Chambliss, naturally, is family. She learned the craft from her father Robert Bracken, an operator in Jackson.
Prosperity, decline, merger
Coal mined on-line was an important commodity, and assorted industries had arisen: cement-making in Cowan; steam boiler fabrication in Chattanooga; and steel pipe production in Gadsden. Few knew it then, but owing to resource depletion, environmental regulation, advancing technology, and overseas competition, this traffic became endangered and, in a generation, or so was gone. Ditto passenger traffic, as on most railroads.
By the mid-1950s, an era of railroad mergers was at hand, and after four late-1940s absorptions (Alton, Moffat Road, Pere Marquette, Wheeling & Lake Erie), NC&StL was the next to go.

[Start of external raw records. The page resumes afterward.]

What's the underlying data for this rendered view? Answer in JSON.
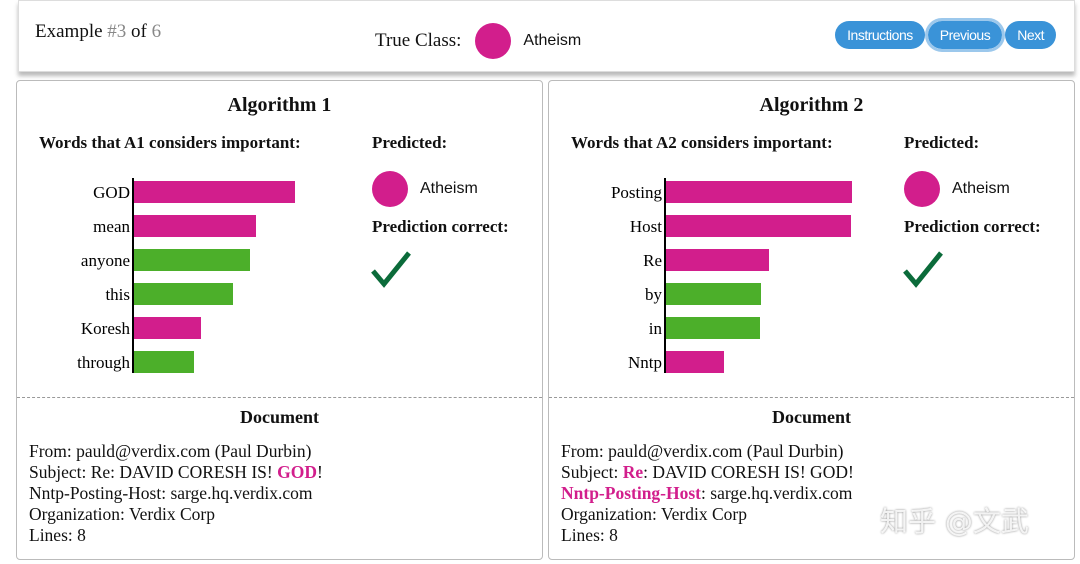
{
  "header": {
    "example_prefix": "Example ",
    "example_num": "#3",
    "example_of": " of ",
    "example_total": "6",
    "true_class_label": "True Class:",
    "true_class": "Atheism",
    "buttons": [
      "Instructions",
      "Previous",
      "Next"
    ]
  },
  "colors": {
    "atheism": "#d21e8c",
    "christian": "#4caf2a",
    "check": "#0b6b3a",
    "button": "#3a93d8"
  },
  "panels": [
    {
      "title": "Algorithm 1",
      "words_label": "Words that A1 considers important:",
      "predicted_label": "Predicted:",
      "predicted": "Atheism",
      "correct_label": "Prediction correct:",
      "correct": true,
      "document_title": "Document",
      "doc_lines": [
        [
          {
            "t": "From: pauld@verdix.com (Paul Durbin)"
          }
        ],
        [
          {
            "t": "Subject: Re: DAVID CORESH IS! "
          },
          {
            "t": "GOD",
            "h": true
          },
          {
            "t": "!"
          }
        ],
        [
          {
            "t": "Nntp-Posting-Host: sarge.hq.verdix.com"
          }
        ],
        [
          {
            "t": "Organization: Verdix Corp"
          }
        ],
        [
          {
            "t": "Lines: 8"
          }
        ]
      ]
    },
    {
      "title": "Algorithm 2",
      "words_label": "Words that A2 considers important:",
      "predicted_label": "Predicted:",
      "predicted": "Atheism",
      "correct_label": "Prediction correct:",
      "correct": true,
      "document_title": "Document",
      "doc_lines": [
        [
          {
            "t": "From: pauld@verdix.com (Paul Durbin)"
          }
        ],
        [
          {
            "t": "Subject: "
          },
          {
            "t": "Re",
            "h": true
          },
          {
            "t": ": DAVID CORESH IS! GOD!"
          }
        ],
        [
          {
            "t": "Nntp-Posting-Host",
            "h": true
          },
          {
            "t": ": sarge.hq.verdix.com"
          }
        ],
        [
          {
            "t": "Organization: Verdix Corp"
          }
        ],
        [
          {
            "t": "Lines: 8"
          }
        ]
      ]
    }
  ],
  "chart_data": [
    {
      "type": "bar",
      "orientation": "horizontal",
      "categories": [
        "GOD",
        "mean",
        "anyone",
        "this",
        "Koresh",
        "through"
      ],
      "values": [
        162,
        123,
        117,
        100,
        68,
        61
      ],
      "classes": [
        "atheism",
        "atheism",
        "christian",
        "christian",
        "atheism",
        "christian"
      ]
    },
    {
      "type": "bar",
      "orientation": "horizontal",
      "categories": [
        "Posting",
        "Host",
        "Re",
        "by",
        "in",
        "Nntp"
      ],
      "values": [
        187,
        186,
        104,
        96,
        95,
        59
      ],
      "classes": [
        "atheism",
        "atheism",
        "atheism",
        "christian",
        "christian",
        "atheism"
      ]
    }
  ],
  "watermark": "知乎 @文武"
}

On Aug. 30, 1957, after 77 years of tolerating it as a semi-autonomous entity, L&N merged the NC out of existence. The former NC branches would go, some abandoned, and some sold to short lines. The Paducah Gateway is history, but the Memphis-Nashville-Chattanooga-Atlanta trunk remains, though part of the west end is on ex-L&N trackage.
L&N not only adopted “The Dixie Line” as its own slogan, but it also thoroughly purged the NC&StL from corporate memory. NC being “family,” though, is why the return to steam of No. 576, a 1942 class J3 “Yellow Jacket” 4-8-4 previously on display in Nashville’s Centennial Park since 1953, generates excitement in NC territory. It acknowledges the memory of something long gone, but cherished.
“Connected, the N&C and W&A comprised an arrow pointing to the heart of the South, which Union forces quickly recognized in 1861 when hostilities with the Confederacy broke out. Union troops captured Nashville in February 1962, and future offensives would be staged there.”
I always knew those Yankees were lousy fightin’ soldiers. But I sure never realized it took them a full 100 years to capture Nashville!
Rosemary Entringer would have caught that date trouble, your comment is great nonetheless!!
The late Col. Bogle was also an NC&St L historian and Locomotive chase expert. His father had been a dispatcher in Cowan. Col. Bogle rescued several of the marble mile markers from Dalton GA, including one near where the chase ended, I believe. . The Family Lines had pulled them up and piled them in Dalton when they replaced them. Which was better than knocking them over, I guess. Wonder what happened to that pile of markers.
COL. Bogle was a fine southern gentleman and historian it was always enligthing to hear him talk, He is missed!